Eventos Anais de eventos
COBEM 2023
27th International Congress of Mechanical Engineering
Design and performance analysis of a Francis type hydraulic turbine impeller employing CFD
Submission Author:
Mateus Felipe Benicio Moraes , MA
Co-Authors:
Mateus Felipe Benicio Moraes, Dener Silva de Almeida
Presenter: Mateus Felipe Benicio Moraes
doi://10.26678/ABCM.COBEM2023.COB2023-1508
Abstract
The impeller is the component of the hydraulic turbine responsible for converting hydraulic energy into mechanical energy. It consists of a series of specially shaped blades that use the movement of water to create a torque that enables it to rotate.
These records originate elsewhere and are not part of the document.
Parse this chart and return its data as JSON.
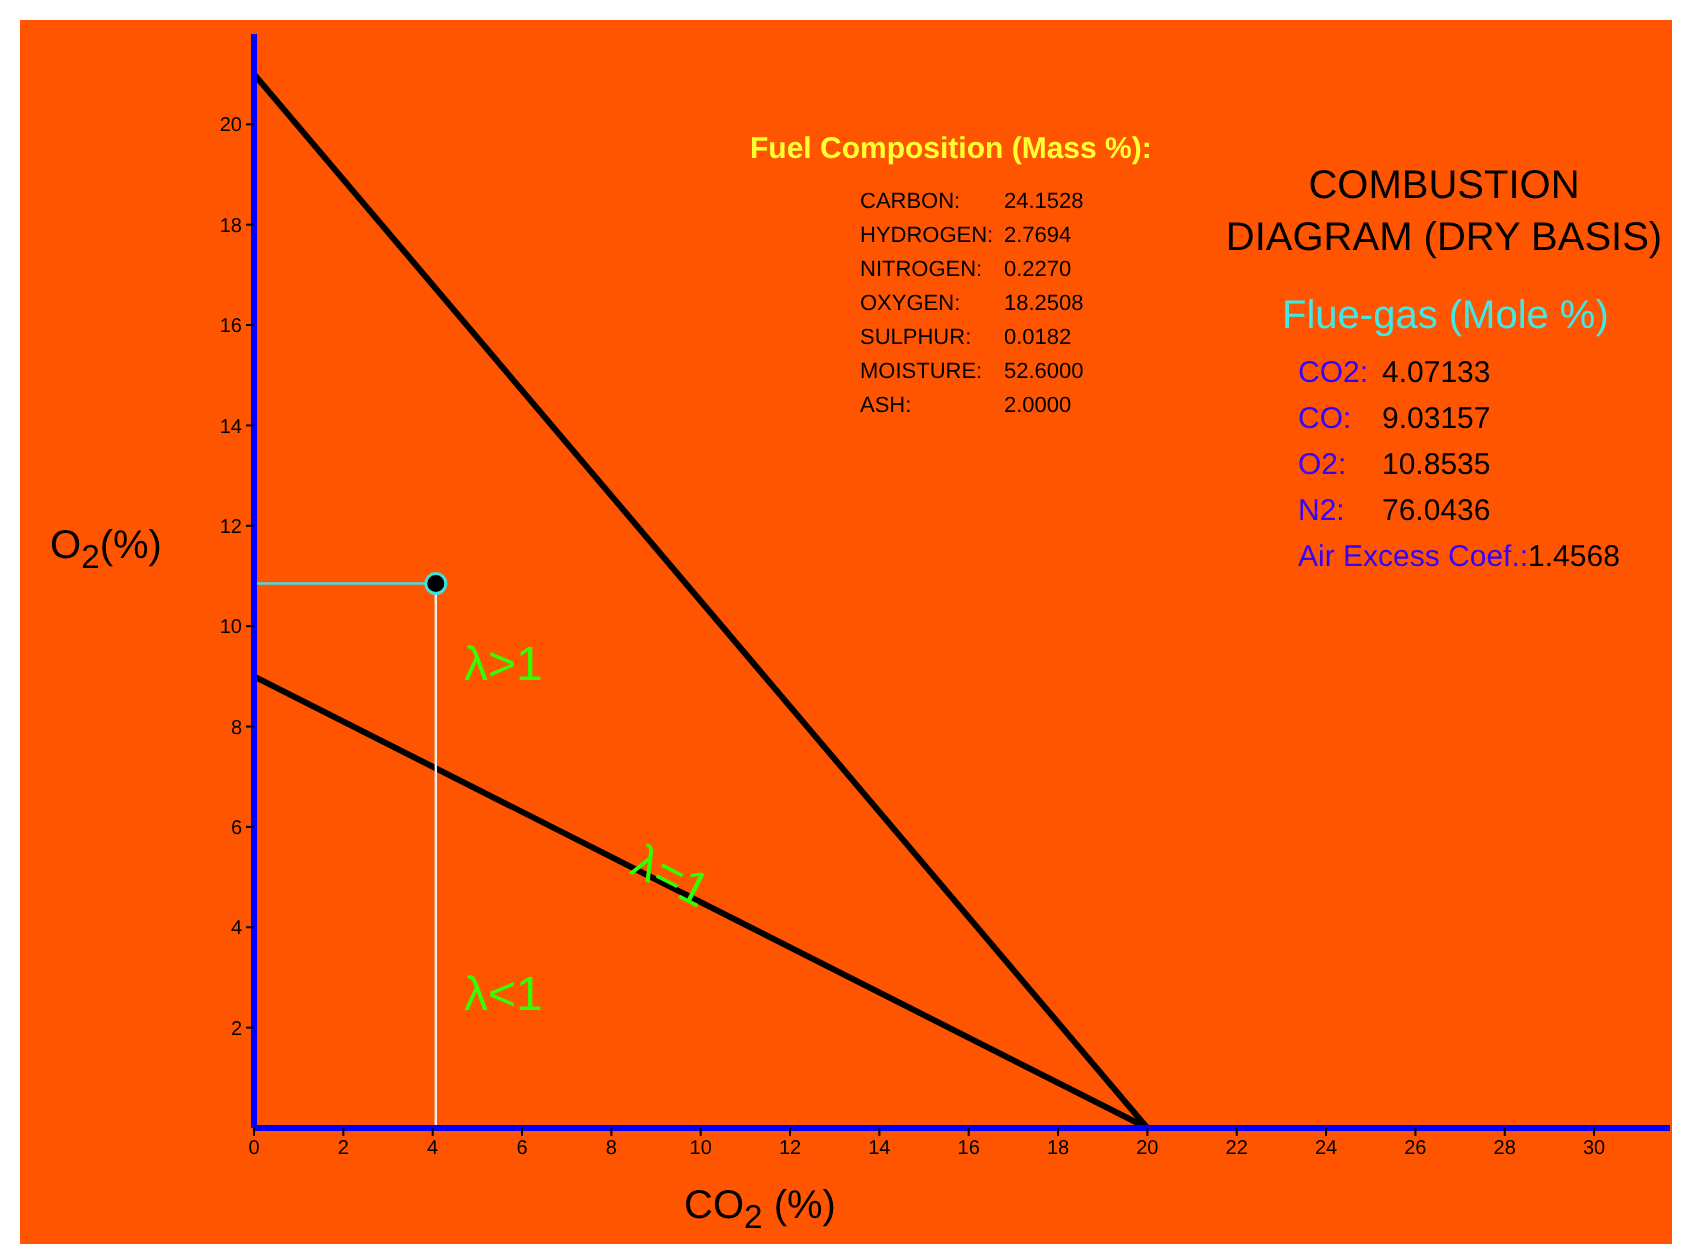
{
  "chart_data": {
    "type": "line",
    "title": "COMBUSTION DIAGRAM (DRY BASIS)",
    "xlabel": "CO$_{2}$ (%)",
    "ylabel": "O$_{2}$(%)",
    "xlim": [
      0,
      31.7
    ],
    "ylim": [
      0,
      21.8
    ],
    "xticks": [
      0,
      2,
      4,
      6,
      8,
      10,
      12,
      14,
      16,
      18,
      20,
      22,
      24,
      26,
      28,
      30
    ],
    "yticks": [
      2,
      4,
      6,
      8,
      10,
      12,
      14,
      16,
      18,
      20
    ],
    "marker": "none",
    "series": [
      {
        "color": "#000000",
        "x": [
          0,
          20
        ],
        "values": [
          21,
          0
        ]
      },
      {
        "color": "#000000",
        "x": [
          0,
          20
        ],
        "values": [
          9,
          0
        ]
      },
      {
        "color": "#40e0e0",
        "x": [
          0,
          4.07
        ],
        "values": [
          10.85,
          10.85
        ]
      },
      {
        "color": "#f0f0f0",
        "x": [
          4.07,
          4.07
        ],
        "values": [
          10.85,
          0
        ]
      },
      {
        "type": "scatter",
        "color": "#000000",
        "marker": "circle",
        "x": [
          4.07
        ],
        "values": [
          10.85
        ]
      }
    ],
    "annotations": [
      {
        "text": "λ=1",
        "x": 9.3,
        "y": 4.9
      },
      "λ>1",
      "λ<1",
      "Fuel Composition (Mass %):",
      "CARBON: 24.1528",
      "HYDROGEN: 2.7694",
      "NITROGEN: 0.2270",
      "OXYGEN: 18.2508",
      "SULPHUR: 0.0182",
      "MOISTURE: 52.6000",
      "ASH: 2.0000",
      "Flue-gas (Mole %)",
      "CO2: 4.07133",
      "CO: 9.03157",
      "O2: 10.8535",
      "N2: 76.0436",
      "Air Excess Coef.:1.4568"
    ]
  }
}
The device’s geometry is determined through the design process, but this procedure does not provide a satisfactory understanding of the flow properties such as velocity and pressure. Computation Fluid Dynamics (CFD) is a versatile and cost-effective tool for experimental tests that can analyse various impellers in different operating conditions. This work aimed at designing the impeller of a Francis turbine using the Bovet method and analysing flow (pressure and velocity) and performance (head, power, efficiency, torque, and characteristic curves) parameters through a simulation in the software Ansys Student 2023 R2. Turbomachinery Fluid Flow and its modules BladeGen, TurboMesh, CFX-Pre and CFX-Post were used to simulate fluid flow and obtain the impeller’s performance parameters. The simulations were carried out in nine meshes to investigate mesh convergence. A k-ε model and the high resolution advection scheme were used to calculate the fluid flow. The results showed that fluid particles collided with the blades and were projected in the rotation direction. Mesh convergence couldn’t be verified. Flow separation and vortex formation between the blades occurred. There was a low-pressure zone at the blade’s leading edge, a behaviour that tends to induce cavitation and damage Francis turbine impellers in this region. The head value was overestimated due to numerical instabilities. The efficiency was lower due to impact losses, flow separation, and vortices. Shaft power and torque presented close errors due to error propagation. The efficiency curve showed only increasing trends, not behaving as expected. The relative errors of the performance parameters were about 11%.
Keywords
Francis Turbine, Design, Simulation, performance